Ich meinte so etwas wie überzogene Beschränkungen.

Dass man in manchen Bundesländern nicht alleine auf der Parkbank sitzen durfte, fand ich völlig übertrieben. Und man hätte die ganze Zeit kleine Kundgebungen mit Auflagen erlauben können. Da hätten wir uns als Campact auch zu verhalten müssen. Wir hätten darauf klagen können, dass kleine symbolische Proteste möglich sein müssen. Richtig war dagegen, dass wir Anfang März die Schülerinnen von Fridays for Future dabei unterstützt haben, den geplanten Schulstreik abzusagen. Wenn man jetzt sieht, welche Auswirkungen die Frauentags-Kundgebungen in Spanien auf das Infektionsgeschehen hatten, bin ich froh, dass wir das so gemacht haben und uns nicht jetzt fragen müssen, wie viele Kranke und Tote wir hätten verhindern können.

Sie schreiben in Ihrem Statement, wir könnten stolz sein.

Mir war wichtig, den Fokus darauf zu legen, was gut gelaufen ist in Deutschland. Eine solche Formulierung kommt mir selten über die Lippen, aber in diesem Fall fand ich wirklich, dass man stolz darauf sein kann, Tausende von Menschenleben gerettet zu haben durch eine gute Politik.

Daran schließt sich ein Satz an, unsere Wirtschaft werde nicht so sehr leiden wie die in anderen Ländern – das hat etwas Chauvinistisches.

Nein, finde ich nicht. Mir ging es darum, einen angeblichen Widerspruch aufzulösen. Es wird oft behauptet, die Wirtschaft würde so leiden, weil wir Abstandsregeln einhalten müssen und nicht ins Kino oder Restaurant dürfen. Das ist ein Trugschluss, weil nicht wahrgenommen wurde, was noch die Wirtschaftstätigkeit beeinflusste. Viel relevanter war, dass die Lieferketten der Industrie unterbrochen waren und auch die Nachfrage geringer war. Deshalb hat Schweden genauso ökonomische Probleme – obwohl die Kinos und Restaurants auf waren.

Was, glauben Sie, bleibt Positives aus dieser Zeit?

Ich hoffe, dass Leuten bewusst geworden ist, wie fragil unser Lebensstil ist – dass wir in einem Kartenhaus leben, das jetzt ein Virus zum Einsturz gebracht hat.
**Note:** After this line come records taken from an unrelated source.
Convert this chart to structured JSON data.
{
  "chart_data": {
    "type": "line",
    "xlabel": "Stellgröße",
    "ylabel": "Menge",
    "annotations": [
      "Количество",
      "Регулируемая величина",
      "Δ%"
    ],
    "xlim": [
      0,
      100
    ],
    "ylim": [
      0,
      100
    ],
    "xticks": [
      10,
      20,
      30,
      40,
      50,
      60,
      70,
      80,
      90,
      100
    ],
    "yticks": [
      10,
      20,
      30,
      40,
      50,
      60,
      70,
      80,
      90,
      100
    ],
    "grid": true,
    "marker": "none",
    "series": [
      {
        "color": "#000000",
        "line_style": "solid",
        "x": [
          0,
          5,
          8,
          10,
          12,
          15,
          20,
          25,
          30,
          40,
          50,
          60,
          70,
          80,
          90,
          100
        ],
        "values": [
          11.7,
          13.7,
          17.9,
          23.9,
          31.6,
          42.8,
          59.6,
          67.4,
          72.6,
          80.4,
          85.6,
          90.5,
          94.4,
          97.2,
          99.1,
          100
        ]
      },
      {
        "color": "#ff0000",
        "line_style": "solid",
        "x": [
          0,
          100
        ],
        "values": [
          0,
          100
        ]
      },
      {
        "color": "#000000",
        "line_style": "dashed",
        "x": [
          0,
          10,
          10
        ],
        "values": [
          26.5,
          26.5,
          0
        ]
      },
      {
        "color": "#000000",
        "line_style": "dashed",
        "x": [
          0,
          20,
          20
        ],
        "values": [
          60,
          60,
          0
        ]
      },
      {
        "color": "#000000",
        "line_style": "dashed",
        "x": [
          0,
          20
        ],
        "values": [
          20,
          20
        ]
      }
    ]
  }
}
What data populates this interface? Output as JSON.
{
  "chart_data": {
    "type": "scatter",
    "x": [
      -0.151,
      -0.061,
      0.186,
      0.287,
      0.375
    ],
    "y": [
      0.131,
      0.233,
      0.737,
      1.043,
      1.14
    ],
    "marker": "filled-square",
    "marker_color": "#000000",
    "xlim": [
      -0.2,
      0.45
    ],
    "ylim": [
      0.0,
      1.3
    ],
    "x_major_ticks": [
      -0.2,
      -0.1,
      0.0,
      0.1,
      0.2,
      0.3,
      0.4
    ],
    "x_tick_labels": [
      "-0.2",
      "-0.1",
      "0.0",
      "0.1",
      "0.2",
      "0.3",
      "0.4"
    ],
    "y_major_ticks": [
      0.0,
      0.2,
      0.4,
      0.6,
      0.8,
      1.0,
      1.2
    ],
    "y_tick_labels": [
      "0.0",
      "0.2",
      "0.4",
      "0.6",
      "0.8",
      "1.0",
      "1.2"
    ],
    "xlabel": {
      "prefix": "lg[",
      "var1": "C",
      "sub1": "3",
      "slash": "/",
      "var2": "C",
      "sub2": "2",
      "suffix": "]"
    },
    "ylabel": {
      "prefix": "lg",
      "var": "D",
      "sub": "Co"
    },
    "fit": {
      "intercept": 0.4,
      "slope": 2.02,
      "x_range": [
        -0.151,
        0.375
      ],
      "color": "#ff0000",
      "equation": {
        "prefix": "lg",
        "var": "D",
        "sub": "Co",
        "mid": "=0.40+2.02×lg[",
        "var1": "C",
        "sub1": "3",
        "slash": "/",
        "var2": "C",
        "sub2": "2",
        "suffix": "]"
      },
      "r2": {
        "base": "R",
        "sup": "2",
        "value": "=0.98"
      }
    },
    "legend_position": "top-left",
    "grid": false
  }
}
Das ist aber durch andere Ereignisse genau so möglich, wie die Klimakrise. Wir wären extrem gut beraten, unsere Ökonomien und Gesellschaften massiv zu verändern, um von einem Kartenhaus zu einem stabilen Gebäude zu kommen. Ich hoffe, dass dieses Erleben hängen bleibt, wie schnell sich Dinge verändern können, die als sicher galten. Wenn wir jetzt wieder auf einen neuen Hitzesommer zusteuern, hoffe ich, dass der öffentliche Rückhalt für einen Umbau nicht durch die kommende ökonomische Krise ab-, sondern zunehmen wird.

Woraus schöpfen Sie die Hoffnung?

Vielleicht ist es ein bisschen zu früh, diesen Prozess schon beobachten zu können. Und Abwrackprämie und Lufthansa-Rettung geben eher keinen Anlass zur Hoffnung. Zentral wird sein, welche Themen die nächste Bundestagswahl dominieren und wie die Parteien abschneiden werden. Solange die Union auf diesem Corona-Höhenflug bleibt, ist ihre Bereitschaft, ökologischen Wahrheiten ins Gesicht zu sehen, geringer, als wenn sie in Umfragen wieder Prozente an die Grünen abgeben muss.